Qual é a posição do Opus sobre as mensagens do Papa?
Jesus disse a Pedro, o primeiro Papa: “Simão, tu és Pedro, e sobre esta pedra edificarei a minha Igreja. Tudo o que ligares na terra será ligado nos céus”. Isso marca profundamente o modo como os cristãos devem olhar, com confiança forte, para aquele que, em cada momento, Deus coloca à frente da sua Igreja como Papa. As suas mensagens são para ser conhecidas, entendidas e seguidas. Josemaria Escrivá sempre promoveu a unidade com o Papa do momento, como algo essencial para o cristão. Ao explicar, em 1965, porque quis que a sede do Opus Dei estivesse em Roma, junto de Pedro, disse: “porque com ele está a Igreja, com ele está Deus e sem ele não está Deus”.

O que pensa o Opus Dei sobre o acolhimento dos homossexuais?
A bondade, o respeito, a amizade, são devidos a todos, por todos. Cada pessoa é alvo de um desígnio de amor de Deus, e, por ela, Jesus Cristo deu a vida. Também a todos a Igreja acolhe e propõe, sem discriminações, o mesmo anúncio e a mesma proposta. A todos faz o mesmo apelo à conversão e à santidade. A todos transmite o mesmo ensinamento sobre o significado humano e teológico da sexualidade.

Ou seja, posso depreender que concorda com o acolhimento dos homossexuais de que o Papa fala?
Sim, concordo com o acolhimento de que o Papa fala.
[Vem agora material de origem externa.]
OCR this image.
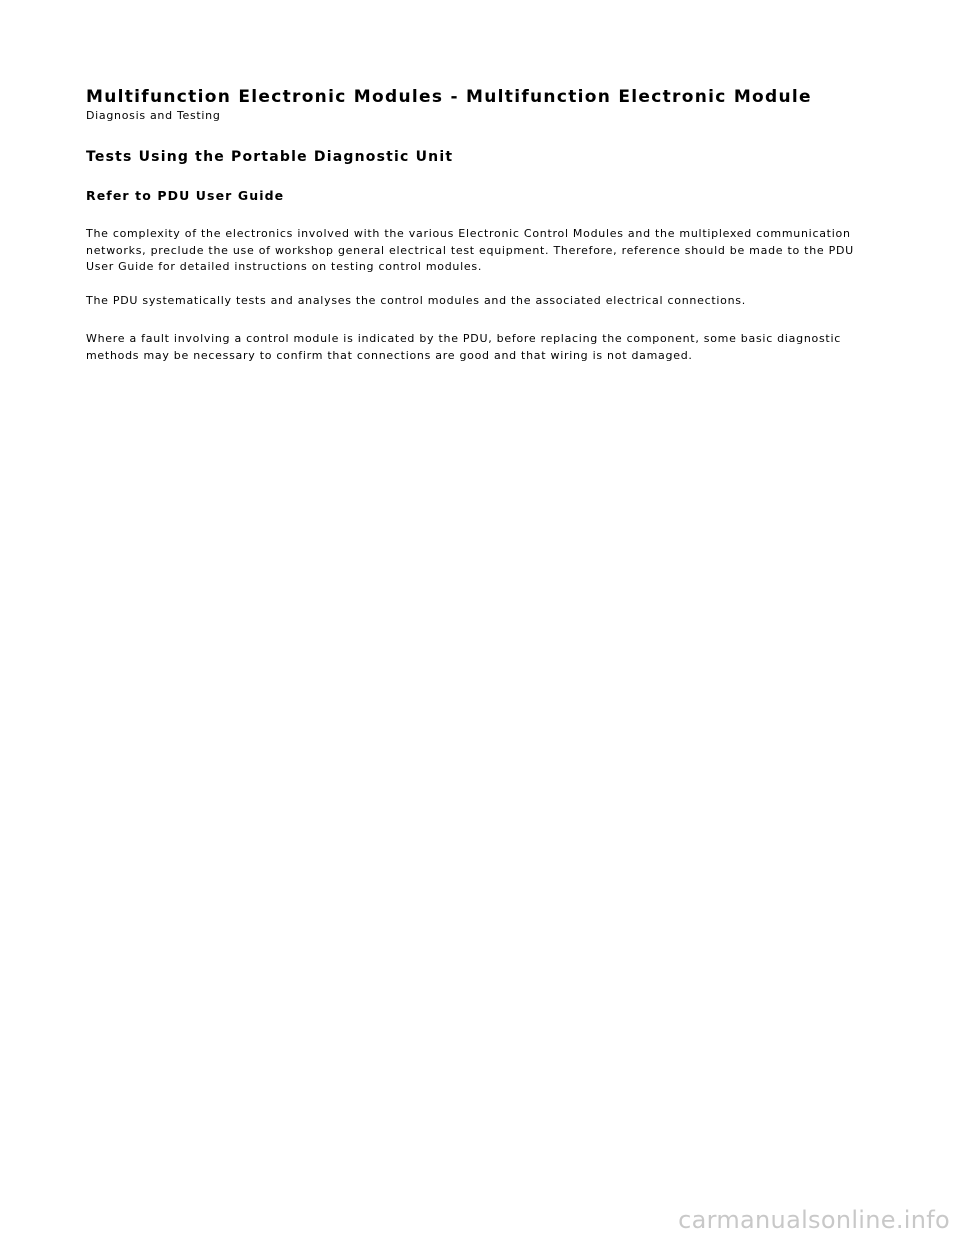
Multifunction Electronic Modules - Multifunction Electronic Module

Diagnosis and Testing

Tests Using the Portable Diagnostic Unit
Refer to PDU User Guide

The complexity of the electronics involved with the various Electronic Control Modules and the multiplexed communication networks, preclude the use of workshop general electrical test equipment. Therefore, reference should be made to the PDU User Guide for detailed instructions on testing control modules.

The PDU systematically tests and analyses the control modules and the associated electrical connections.

Where a fault involving a control module is indicated by the PDU, before replacing the component, some basic diagnostic methods may be necessary to confirm that connections are good and that wiring is not damaged.

carmanualsonline.info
Acho muito necessária a pedagogia do Papa Francisco que, propondo todas as exigências da moral cristã, como tantas vezes o referiu, envolve essa mesma mensagem numa atitude e num tom de grande abertura, diálogo, compreensão e acolhimento, dando nova esperança a toda a gente.
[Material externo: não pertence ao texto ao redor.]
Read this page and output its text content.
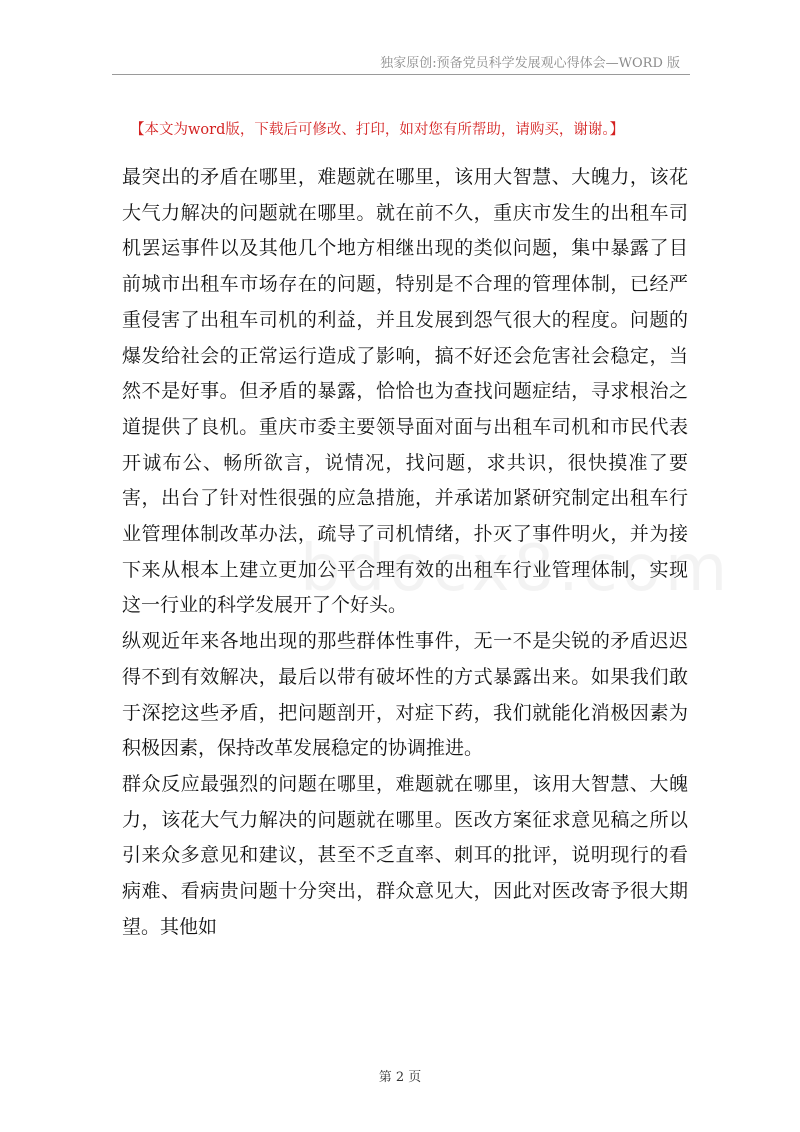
独家原创:预备党员科学发展观心得体会—WORD 版
【本文为word版，下载后可修改、打印，如对您有所帮助，请购买，谢谢。】

最突出的矛盾在哪里，难题就在哪里，该用大智慧、大魄力，该花大气力解决的问题就在哪里。就在前不久，重庆市发生的出租车司机罢运事件以及其他几个地方相继出现的类似问题，集中暴露了目前城市出租车市场存在的问题，特别是不合理的管理体制，已经严重侵害了出租车司机的利益，并且发展到怨气很大的程度。问题的爆发给社会的正常运行造成了影响，搞不好还会危害社会稳定，当然不是好事。但矛盾的暴露，恰恰也为查找问题症结，寻求根治之道提供了良机。重庆市委主要领导面对面与出租车司机和市民代表开诚布公、畅所欲言，说情况，找问题，求共识，很快摸准了要害，出台了针对性很强的应急措施，并承诺加紧研究制定出租车行业管理体制改革办法，疏导了司机情绪，扑灭了事件明火，并为接下来从根本上建立更加公平合理有效的出租车行业管理体制，实现这一行业的科学发展开了个好头。

纵观近年来各地出现的那些群体性事件，无一不是尖锐的矛盾迟迟得不到有效解决，最后以带有破坏性的方式暴露出来。如果我们敢于深挖这些矛盾，把问题剖开，对症下药，我们就能化消极因素为积极因素，保持改革发展稳定的协调推进。

群众反应最强烈的问题在哪里，难题就在哪里，该用大智慧、大魄力，该花大气力解决的问题就在哪里。医改方案征求意见稿之所以引来众多意见和建议，甚至不乏直率、刺耳的批评，说明现行的看病难、看病贵问题十分突出，群众意见大，因此对医改寄予很大期望。其他如

第 2 页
E o que acha do decreto que obriga os detentores de cargos público a declararem a sua pertença a organizações, sendo entre elas dado o exemplo do Opus e da maçonaria?
É muito de valorizar a preocupação pela atuação livre dos titulares de cargos públicos e a proteção de todo o sistema face a abusivas interferências externas.

O decreto aprovado determina como facultativa a declaração de pertença a associações se com isso se envolverem dados protegidos. Atendeu assim ao alerta lançado pela Comissão da Liberdade Religiosa no que se refere às convicções religiosas.

Em relação ao Opus Dei, há dois pontos importantes: no Opus Dei os cristãos encontram uma formação religiosa católica que não tem conteúdo político nem insinua qualquer ação concertada, e as pessoas ligadas ao Opus Dei sabem que não têm nenhum dever, nem são aconselhadas a isso, de segredo quanto à sua pertença ao Opus Dei e à sua experiência de vida.

O que, na sua opinião, deixou o Opus como marca em Portugal, nestes 75 anos?
A marca que eu mais gostaria que o Opus Dei estivesse a deixar é a de colaborar com a Igreja e assim facilitar a muitas pessoas terem um gosto maduro pela fé e uma relação genuína com Deus que transforme a vida. Há também, é certo, alguns projectos educativos e académicos a que o Opus Dei está ligado, para aí se dar formação católica, e que têm a sua história, o seu caminho, e a sua fecundidade. Mas, ainda que o rasto social desses projectos seja vasto e duradouro, o maior fruto está na abertura do acesso a Deus a muitas pessoas.